The first one is a low-resolution image message. The author and I both know there are low-resolution photos in the book. Of the 230 photos, I think maybe a third would qualify as under 300 resolution. But I also know that anything above 266 is high quality on non-coated paper—which this is. And for this application where they are probably using high-end digital printers (aka super-deluxe photocopies) probably 200+ is good. So that really only leaves us with two dozen or so crappy resolution photos. The author is aware of it—he mentioned it each time he saw another proof. The reality is they are what they are. The only other option is to eliminate them, which he does not want to do.

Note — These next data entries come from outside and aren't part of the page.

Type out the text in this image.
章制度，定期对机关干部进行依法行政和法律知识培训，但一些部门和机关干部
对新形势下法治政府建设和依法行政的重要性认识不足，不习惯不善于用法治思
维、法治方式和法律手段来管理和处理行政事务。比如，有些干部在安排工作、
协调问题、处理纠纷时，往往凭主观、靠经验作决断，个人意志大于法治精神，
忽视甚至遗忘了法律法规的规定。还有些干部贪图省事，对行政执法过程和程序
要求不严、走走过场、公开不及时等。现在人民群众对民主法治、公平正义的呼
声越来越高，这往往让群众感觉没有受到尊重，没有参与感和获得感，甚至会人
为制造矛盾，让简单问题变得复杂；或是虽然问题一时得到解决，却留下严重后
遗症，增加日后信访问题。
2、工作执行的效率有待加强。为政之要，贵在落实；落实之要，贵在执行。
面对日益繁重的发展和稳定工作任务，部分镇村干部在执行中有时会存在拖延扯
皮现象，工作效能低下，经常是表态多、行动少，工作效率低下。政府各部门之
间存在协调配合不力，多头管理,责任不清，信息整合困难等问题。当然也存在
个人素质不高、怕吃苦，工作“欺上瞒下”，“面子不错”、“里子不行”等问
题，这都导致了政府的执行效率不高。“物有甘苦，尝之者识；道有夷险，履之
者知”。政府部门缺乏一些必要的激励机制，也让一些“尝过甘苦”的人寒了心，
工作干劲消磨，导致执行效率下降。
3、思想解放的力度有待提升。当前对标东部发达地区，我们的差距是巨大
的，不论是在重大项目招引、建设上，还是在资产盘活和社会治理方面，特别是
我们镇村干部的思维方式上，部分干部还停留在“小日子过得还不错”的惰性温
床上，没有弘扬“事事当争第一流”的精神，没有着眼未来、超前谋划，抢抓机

When you are gathering things for a memoir you do not look at resolution. You concentrate on the image.
The second error is about the cover file. Apparently, the PDF had layers. I had no idea even to look. (Something to add to the pre-press checklist.) I usually flatten my work before making a PDF because layers bloat the size of a PDF. I emailed the cover designer, I’ll probably get that tonight. And reupload it.
I don’t believe there is a firm deadline to have this published. I pick March 24 because that’s the date this all began for me two years ago. However, the author is in his mid-90s so time is of the essence.
As I was gathering up the materials for this book to archive it (when I mistakenly thought it was done) I made a huge discovery. I have no book projects in process on my computer. I have one, maybe two, coming. But it feels kind of weird having zero to do.
As I was wrapping things up in my office, I heard a commercial came on television for The Little Prince on Broadway from the other room. The Little Prince is Angel’s favorite book of all time. She even has the prince tattooed on her. I sent her the link. Her reply “I’m trembling.” It’s a limited run. I think it’s the perfect one year (in July) of PPP present. Don’t you? But don’t tell her. It’s a secret.